For Foucault the state became the new vector for post pastoral control. He labelled this transition process: increasing ‘governmentality’. Salvation now had more earthly concerns such as health, wealth and security. Then there was no way of hiding from God now there is no way to hide from norms that have been co created by the individual and institutions of education, medicine and, importantly, the marketing arms of business. In fact, in the health industry at least, norms now have a number. The Quantified Self is now a movement dedicated to tracking, recording and sharing daily calorific intake, heart rate, lung capacity, lactic acid build-up, ad infinitum. (To Save Everything Click Here, Evgeny Morozof, 2013) It is this last part of the methodological triad that Foucault would have used as an example of norms being co-created by the participant technophile and app suppliers. My iPhone records, whether I like it or not, the number of steps I make each day. Thus, certain health metrics are aggregated, amplified on social and conventional media which then become accepted as healthy benchmarks to which you have to aspire or be deemed morally slothful. This also exemplifies an aspect of Foucault’s notion of how we are made subjects– as in subject to a powerful norm. The interesting point about this cocreation of powerlessness on the part of the individual is that there is no one entity to ‘blame’ in this acquiescence to, in this case, dietary strictures. To further dissect the power of norms Foucault couples knowledge with desire. In our case the dissemination of the knowledge of biometrics creates the norms of health to which we desire to conform.
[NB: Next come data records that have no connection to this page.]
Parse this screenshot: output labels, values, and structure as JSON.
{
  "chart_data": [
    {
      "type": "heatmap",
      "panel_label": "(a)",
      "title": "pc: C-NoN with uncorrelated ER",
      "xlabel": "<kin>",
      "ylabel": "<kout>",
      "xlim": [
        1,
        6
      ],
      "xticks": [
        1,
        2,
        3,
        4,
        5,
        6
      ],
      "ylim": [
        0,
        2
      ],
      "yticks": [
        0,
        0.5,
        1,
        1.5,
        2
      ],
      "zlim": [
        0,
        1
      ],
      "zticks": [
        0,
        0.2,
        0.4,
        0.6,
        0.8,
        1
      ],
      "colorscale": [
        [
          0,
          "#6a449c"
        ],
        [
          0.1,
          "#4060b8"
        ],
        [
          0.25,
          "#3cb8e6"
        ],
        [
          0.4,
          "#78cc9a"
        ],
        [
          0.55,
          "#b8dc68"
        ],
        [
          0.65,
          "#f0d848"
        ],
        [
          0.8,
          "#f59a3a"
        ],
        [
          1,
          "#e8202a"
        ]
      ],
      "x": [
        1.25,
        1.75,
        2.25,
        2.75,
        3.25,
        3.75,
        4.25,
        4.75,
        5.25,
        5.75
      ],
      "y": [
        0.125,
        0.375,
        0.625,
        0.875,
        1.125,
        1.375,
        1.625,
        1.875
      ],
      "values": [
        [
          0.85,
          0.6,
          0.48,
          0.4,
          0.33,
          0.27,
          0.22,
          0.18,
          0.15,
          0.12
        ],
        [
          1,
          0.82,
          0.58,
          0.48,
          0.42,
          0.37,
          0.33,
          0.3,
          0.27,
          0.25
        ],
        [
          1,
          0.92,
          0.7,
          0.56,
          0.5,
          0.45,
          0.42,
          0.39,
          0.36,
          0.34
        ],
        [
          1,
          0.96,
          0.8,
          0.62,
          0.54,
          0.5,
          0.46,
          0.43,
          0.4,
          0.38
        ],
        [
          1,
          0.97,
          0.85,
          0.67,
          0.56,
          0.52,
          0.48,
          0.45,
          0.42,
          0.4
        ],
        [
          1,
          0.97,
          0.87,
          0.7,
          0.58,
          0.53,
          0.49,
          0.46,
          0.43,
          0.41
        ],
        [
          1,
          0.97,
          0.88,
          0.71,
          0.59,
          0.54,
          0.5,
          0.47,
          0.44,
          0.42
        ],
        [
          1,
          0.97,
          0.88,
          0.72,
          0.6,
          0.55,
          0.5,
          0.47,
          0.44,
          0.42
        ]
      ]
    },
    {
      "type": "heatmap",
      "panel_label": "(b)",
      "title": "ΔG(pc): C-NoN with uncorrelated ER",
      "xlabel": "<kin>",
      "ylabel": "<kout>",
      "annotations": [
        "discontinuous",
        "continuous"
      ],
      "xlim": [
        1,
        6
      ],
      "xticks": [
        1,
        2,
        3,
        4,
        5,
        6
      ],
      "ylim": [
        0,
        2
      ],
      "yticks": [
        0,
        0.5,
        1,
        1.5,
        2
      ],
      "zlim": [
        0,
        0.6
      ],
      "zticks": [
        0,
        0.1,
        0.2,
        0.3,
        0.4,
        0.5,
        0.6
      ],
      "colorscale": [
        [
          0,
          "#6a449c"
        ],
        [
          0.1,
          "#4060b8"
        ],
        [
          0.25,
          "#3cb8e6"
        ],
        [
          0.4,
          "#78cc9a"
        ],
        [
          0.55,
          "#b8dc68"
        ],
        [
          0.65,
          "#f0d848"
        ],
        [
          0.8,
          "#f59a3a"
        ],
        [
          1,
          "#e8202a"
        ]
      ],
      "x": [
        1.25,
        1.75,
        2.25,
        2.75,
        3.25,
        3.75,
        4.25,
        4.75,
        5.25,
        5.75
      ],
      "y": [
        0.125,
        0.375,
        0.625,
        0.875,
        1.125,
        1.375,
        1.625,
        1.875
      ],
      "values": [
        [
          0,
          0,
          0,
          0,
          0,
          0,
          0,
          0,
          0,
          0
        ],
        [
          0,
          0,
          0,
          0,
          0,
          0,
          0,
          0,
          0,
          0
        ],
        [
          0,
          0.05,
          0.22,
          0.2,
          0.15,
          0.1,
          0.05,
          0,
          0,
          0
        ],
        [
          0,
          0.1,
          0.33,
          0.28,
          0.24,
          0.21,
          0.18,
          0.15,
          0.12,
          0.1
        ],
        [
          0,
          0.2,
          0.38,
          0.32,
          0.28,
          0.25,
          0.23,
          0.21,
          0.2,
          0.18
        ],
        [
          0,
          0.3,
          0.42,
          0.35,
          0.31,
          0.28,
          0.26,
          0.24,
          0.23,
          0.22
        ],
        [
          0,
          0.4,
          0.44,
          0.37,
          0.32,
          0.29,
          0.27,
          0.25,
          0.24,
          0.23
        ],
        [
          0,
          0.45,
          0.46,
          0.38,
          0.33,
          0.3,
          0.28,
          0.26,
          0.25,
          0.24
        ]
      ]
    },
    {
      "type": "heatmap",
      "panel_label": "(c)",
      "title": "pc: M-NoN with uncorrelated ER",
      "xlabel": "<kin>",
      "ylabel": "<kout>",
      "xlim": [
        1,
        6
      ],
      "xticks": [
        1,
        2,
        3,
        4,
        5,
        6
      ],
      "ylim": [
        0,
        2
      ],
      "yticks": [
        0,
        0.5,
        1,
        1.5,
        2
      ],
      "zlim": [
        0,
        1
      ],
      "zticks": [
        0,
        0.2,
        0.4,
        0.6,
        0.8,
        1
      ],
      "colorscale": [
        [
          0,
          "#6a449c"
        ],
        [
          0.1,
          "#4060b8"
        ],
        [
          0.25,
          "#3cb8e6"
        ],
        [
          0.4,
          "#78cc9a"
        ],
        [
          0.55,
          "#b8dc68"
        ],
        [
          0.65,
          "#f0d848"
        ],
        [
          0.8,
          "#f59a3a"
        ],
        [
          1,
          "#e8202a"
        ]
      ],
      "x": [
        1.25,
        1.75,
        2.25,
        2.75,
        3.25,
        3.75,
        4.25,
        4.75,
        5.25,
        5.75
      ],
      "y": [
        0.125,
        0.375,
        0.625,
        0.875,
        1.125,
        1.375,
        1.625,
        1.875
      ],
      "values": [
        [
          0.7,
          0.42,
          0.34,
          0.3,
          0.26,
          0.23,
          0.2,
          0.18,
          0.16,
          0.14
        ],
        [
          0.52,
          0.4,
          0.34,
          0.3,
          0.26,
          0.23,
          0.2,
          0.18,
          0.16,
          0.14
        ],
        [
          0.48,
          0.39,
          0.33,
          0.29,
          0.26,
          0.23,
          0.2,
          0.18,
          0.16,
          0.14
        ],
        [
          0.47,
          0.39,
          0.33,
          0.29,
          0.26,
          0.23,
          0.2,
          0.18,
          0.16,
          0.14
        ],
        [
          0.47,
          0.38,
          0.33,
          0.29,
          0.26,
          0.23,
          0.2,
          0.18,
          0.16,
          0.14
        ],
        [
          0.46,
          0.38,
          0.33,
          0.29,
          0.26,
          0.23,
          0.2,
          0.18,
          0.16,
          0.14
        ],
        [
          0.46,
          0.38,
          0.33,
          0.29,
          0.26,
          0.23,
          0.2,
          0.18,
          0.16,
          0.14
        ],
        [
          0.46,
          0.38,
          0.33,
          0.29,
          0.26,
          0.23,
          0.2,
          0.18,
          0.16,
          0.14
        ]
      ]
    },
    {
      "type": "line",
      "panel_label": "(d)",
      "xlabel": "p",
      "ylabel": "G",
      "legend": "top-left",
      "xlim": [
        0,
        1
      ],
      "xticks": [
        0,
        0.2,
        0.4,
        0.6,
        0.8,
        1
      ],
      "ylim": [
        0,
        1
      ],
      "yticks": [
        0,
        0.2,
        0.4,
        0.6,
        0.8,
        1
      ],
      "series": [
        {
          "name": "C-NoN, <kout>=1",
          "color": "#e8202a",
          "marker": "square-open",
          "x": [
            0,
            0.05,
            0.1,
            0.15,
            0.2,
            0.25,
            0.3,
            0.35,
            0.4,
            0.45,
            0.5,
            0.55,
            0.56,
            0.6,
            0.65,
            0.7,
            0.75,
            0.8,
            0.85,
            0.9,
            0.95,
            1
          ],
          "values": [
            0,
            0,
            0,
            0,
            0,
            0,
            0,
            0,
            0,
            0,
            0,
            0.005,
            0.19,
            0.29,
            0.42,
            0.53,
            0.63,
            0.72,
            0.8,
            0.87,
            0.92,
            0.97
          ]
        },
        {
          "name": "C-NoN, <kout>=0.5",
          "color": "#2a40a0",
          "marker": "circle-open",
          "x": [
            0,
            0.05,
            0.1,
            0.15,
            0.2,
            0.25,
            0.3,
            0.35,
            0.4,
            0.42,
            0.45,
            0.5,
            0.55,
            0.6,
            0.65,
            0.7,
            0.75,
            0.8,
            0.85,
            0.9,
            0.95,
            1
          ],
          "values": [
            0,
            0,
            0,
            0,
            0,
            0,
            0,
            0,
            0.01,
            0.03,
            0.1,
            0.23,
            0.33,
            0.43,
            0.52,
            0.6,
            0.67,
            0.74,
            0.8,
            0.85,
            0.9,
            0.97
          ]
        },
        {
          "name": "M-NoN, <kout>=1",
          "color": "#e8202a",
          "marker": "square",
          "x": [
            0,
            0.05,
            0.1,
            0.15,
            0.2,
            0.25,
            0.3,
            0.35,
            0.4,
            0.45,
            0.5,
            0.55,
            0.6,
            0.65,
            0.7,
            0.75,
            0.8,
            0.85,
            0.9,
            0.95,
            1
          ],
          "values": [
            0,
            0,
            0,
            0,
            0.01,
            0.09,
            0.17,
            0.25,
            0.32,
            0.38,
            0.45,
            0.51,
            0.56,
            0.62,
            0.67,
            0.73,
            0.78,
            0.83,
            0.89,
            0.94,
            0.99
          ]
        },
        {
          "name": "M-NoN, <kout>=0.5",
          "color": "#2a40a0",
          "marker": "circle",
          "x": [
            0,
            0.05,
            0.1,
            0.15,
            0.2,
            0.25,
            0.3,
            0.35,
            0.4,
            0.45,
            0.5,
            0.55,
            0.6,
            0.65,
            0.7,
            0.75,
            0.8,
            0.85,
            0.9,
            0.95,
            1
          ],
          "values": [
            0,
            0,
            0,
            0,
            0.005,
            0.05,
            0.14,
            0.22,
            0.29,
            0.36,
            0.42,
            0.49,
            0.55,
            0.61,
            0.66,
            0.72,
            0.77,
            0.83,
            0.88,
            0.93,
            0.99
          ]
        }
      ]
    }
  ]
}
Undoubtedly there were many ‘oppositions’ clamouring for attention in the 60s and 70s. According to Foucault oppositions such as power of men over women, parents over children, psychiatry over the mentally ill, medicine over population and administration over the way we live are not just anti-authoritarian but question the status of the individual. Here he means to be, on the one hand respected as an individual, but at the same time not to be isolated and divided from the community. As well as being subject to the State’s powers of control the individual is also subject to their own identity by conscience and self-knowledge. To complicate matters, not only are norms co created but so is power. As Donald Palmer explains: (Structuralism and Poststructuralism for Beginners, 1997) “Now power must be understood in a context of background institutions, practices and discourses which both create power and are created by power. As power mutates in [different systems of thought which become socially controlling] it generates new kinds of desires and new kinds of subjects.” The chief criticism of his approach is that Foucault does not offer any way out of these new forms of subjectivity except to urge people to refuse “…this new kind of individuality which has been imposed on us for several centuries.” As contemporary Professor of Journalism (Adjunct) at Monash, Chris Nash said that while Foucault offered illuminating “…observations of the changing way the body was viewed from an object of punishment to medicalization and self-discipline his theories were [ultimately] a static descriptor.” What is meant here is that Foucault does not offer a testable framework for thinking about what generates change.

The Scottish venture here alludes to my ‘escaping’ London in 1972 to seek refuge in Scotland.